Of course, this optimization should _not_ be applied here because the expression "j-mapstep" was originally a signed integer, so that the reasoning that there is pointer wraparound is wrong.

4) I had a quick look at the GCC srpm but all the patches seem to be unrelated.
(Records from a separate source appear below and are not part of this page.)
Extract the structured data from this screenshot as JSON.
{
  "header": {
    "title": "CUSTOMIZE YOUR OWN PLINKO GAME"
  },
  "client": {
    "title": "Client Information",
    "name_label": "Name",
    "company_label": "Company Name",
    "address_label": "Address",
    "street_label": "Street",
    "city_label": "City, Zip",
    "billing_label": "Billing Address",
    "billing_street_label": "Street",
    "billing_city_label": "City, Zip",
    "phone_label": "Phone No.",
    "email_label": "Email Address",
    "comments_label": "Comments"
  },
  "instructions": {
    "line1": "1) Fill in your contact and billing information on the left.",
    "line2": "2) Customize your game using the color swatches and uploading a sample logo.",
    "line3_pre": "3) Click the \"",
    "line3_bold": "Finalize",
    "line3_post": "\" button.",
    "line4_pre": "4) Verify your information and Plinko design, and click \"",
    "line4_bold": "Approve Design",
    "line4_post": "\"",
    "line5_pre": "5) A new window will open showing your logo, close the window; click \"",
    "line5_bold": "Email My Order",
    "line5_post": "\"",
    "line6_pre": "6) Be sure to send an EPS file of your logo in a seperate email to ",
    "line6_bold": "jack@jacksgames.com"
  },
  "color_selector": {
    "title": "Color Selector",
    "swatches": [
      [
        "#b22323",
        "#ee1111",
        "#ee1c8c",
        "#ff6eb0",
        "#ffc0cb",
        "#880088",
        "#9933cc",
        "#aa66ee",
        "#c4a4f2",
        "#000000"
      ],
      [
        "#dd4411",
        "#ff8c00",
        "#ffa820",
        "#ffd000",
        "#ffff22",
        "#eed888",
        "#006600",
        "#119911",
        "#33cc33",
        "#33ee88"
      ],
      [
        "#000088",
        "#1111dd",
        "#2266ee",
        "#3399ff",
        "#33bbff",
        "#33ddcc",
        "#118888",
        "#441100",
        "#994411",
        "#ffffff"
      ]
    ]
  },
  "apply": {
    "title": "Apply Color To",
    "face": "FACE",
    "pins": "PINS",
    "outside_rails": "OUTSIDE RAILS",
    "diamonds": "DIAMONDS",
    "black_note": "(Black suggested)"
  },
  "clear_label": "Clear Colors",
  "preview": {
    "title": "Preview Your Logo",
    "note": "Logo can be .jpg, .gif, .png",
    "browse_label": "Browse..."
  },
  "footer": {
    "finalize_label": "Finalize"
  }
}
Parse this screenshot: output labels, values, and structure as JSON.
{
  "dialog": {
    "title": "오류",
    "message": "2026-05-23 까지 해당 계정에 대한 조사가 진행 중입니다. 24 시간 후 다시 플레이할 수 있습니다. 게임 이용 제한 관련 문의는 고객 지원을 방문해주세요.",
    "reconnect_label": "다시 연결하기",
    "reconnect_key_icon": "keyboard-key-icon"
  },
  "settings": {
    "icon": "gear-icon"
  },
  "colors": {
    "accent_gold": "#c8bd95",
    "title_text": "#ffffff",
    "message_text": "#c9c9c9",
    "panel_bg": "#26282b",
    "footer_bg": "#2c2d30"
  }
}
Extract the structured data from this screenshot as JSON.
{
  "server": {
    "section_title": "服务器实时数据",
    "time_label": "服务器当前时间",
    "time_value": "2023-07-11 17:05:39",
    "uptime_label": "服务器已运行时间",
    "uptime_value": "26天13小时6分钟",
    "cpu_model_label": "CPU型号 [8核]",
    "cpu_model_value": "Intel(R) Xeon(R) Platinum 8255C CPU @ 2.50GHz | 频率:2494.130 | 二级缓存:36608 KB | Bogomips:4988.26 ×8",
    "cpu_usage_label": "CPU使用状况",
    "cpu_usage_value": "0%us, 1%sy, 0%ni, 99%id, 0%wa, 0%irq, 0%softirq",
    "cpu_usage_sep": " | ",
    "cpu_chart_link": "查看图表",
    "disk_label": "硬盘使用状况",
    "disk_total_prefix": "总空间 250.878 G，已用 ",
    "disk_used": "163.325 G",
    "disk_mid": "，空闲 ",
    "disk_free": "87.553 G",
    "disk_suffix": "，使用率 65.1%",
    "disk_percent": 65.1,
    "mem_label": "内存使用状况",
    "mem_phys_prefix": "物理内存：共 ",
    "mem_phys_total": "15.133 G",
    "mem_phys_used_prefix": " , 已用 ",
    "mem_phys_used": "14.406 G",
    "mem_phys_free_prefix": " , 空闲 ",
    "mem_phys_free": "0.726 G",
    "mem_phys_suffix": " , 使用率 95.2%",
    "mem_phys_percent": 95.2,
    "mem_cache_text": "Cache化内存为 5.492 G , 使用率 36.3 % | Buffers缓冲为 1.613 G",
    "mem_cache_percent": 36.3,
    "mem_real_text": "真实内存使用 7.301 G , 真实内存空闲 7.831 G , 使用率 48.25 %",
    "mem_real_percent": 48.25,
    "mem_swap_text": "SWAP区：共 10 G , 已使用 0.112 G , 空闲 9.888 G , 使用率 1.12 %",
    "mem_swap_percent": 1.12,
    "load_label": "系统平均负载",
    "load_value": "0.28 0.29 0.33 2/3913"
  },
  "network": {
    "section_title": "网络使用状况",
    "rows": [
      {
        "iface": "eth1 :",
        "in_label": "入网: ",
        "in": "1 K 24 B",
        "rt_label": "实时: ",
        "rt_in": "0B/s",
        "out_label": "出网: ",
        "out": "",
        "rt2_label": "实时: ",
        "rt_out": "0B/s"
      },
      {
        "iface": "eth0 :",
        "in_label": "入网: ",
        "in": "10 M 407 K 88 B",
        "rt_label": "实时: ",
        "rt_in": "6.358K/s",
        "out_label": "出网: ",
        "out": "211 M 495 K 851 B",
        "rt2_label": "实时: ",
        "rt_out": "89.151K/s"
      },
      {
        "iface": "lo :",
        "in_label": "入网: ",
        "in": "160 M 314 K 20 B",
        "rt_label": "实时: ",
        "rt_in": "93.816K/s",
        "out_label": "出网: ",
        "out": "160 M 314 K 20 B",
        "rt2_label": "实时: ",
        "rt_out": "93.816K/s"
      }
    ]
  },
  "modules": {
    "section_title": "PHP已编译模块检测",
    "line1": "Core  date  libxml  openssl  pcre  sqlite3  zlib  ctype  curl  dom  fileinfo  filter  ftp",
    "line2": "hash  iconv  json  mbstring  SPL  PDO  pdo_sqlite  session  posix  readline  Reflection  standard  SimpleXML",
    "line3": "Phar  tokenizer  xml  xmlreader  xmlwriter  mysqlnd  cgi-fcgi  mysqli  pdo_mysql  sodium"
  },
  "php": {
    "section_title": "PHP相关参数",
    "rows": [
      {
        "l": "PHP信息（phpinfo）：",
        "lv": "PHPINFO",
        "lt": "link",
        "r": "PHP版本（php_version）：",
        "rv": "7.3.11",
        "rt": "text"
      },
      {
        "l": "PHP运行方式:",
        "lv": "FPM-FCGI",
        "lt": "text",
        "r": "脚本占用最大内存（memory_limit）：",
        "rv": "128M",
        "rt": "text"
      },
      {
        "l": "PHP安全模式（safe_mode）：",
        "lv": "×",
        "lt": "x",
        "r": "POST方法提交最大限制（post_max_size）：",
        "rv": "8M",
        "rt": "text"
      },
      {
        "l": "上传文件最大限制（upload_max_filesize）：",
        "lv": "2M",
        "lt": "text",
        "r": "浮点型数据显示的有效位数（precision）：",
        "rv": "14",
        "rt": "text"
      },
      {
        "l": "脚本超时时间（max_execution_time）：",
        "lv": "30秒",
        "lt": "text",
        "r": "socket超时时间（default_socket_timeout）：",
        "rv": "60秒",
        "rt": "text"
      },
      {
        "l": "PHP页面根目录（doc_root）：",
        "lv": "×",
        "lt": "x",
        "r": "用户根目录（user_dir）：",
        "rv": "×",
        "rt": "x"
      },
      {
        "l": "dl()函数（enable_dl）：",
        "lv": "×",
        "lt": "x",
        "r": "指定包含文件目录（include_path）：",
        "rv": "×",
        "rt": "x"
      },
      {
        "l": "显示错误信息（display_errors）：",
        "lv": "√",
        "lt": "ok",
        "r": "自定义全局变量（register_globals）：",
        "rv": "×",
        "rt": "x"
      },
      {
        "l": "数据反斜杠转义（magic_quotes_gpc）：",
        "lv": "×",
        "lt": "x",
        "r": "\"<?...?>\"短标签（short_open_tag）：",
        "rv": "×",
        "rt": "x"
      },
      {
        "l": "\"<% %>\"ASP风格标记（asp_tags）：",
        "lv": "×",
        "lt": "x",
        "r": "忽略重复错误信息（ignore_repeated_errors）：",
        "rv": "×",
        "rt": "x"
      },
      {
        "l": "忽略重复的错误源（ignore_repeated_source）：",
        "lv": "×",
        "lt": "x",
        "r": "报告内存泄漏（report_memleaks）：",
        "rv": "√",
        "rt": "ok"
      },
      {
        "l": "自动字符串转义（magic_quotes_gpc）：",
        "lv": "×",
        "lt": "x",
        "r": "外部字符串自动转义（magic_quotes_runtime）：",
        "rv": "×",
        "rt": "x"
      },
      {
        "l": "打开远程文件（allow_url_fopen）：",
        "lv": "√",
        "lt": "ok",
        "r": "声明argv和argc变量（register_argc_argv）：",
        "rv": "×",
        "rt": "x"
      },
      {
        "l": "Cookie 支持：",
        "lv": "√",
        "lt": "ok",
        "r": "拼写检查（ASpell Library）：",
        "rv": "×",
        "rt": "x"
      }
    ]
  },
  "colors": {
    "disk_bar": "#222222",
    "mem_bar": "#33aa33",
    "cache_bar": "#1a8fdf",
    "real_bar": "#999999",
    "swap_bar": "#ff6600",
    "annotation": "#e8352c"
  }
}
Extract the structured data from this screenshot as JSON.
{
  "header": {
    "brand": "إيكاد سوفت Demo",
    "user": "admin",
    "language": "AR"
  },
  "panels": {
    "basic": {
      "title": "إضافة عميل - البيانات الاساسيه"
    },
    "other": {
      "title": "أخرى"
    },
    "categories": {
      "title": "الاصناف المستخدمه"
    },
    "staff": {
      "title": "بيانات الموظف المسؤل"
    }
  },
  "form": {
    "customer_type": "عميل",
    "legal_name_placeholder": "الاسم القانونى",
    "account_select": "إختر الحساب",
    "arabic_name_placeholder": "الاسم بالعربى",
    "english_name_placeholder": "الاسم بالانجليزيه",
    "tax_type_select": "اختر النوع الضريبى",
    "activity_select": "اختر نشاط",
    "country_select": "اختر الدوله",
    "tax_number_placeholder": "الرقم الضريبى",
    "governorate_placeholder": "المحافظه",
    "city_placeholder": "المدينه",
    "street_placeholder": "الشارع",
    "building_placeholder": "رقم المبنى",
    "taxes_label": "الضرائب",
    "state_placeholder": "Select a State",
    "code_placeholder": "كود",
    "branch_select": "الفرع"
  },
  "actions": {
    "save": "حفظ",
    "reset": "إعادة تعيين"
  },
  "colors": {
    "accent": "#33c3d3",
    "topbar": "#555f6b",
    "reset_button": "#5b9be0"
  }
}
Obviously I must be wrong ;-)

Comment 1 Jakub Jelinek 2010-07-06 12:01:19 UTC
Yes, this looks like a bug in ivopts handling, probably a latent bug uncovered by the backport of the http://gcc.gnu.org/PR34163 changes:
http://gcc.gnu.org/viewcvs?root=gcc&view=rev&rev=149207
http://gcc.gnu.org/viewcvs?root=gcc&view=rev&rev=155288

Small self-contained testcase which works with -O0/-O1 and when compiled with gcc also with -O2/-O3, but fails with g++ at -O2/-O3.  Temporary workaround -fno-ivopts.

struct S { int s; };
struct T { int w; int h; };
int vr;

inline struct T
bar (const struct S * x)
{
  struct T t;
  t.w = vr;
  t.h = x->s;
  return t;
}

__attribute__ ((noinline))
void foo (struct S * w, unsigned char *x, int y, int *z[2])
{
  struct T t;
  int i, j, k;
  t = bar (w);
  k = t.w + 2;
  for (i = 0; i <= t.h; i++)
    {
      int *u = z[i > 0] + 1;
      unsigned char *v;
      int q = 0;
      v = x + k * i + 1;
      for (j = 0; j < t.w; j++)
	{
	  int m = u[j];
	  if (m > y && !q && v[j - k] != 2)
	    v[j] = 0;
	}
    }
}

unsigned char b[64];

int
main (void)
{
  int v[32], *z[2];
  struct S s;
  __builtin_memset (v, 0, sizeof (v));
  vr = 16;
  s.s = 16;
  z[0] = v;
  z[1] = v;
  foo (&s, b + 32, -1, z);
  return 0;
}

Comment 2 Jakub Jelinek 2010-07-09 14:34:21 UTC
Should be fixed in gcc-4.4.4-11.fc{12,13}.

Comment 3 markus.moll 2010-07-09 15:08:59 UTC
(In reply to comment #2)
> Should be fixed in gcc-4.4.4-11.fc{12,13}.    

Can you also mark the original bug (#531695) as a duplicate and close that as well?

Comment 4 Jakub Jelinek 2010-07-09 15:14:50 UTC
No, because while the fix is in gcc-4.4.4-11, it will take some time before that gcc is pushed as errata (especially because gcc-4.4.4-10 has been released as errata a few days ago - there needs to be some time to accumulate further bugfixes), and afterwards opencv needs to be rebuilt with that gcc.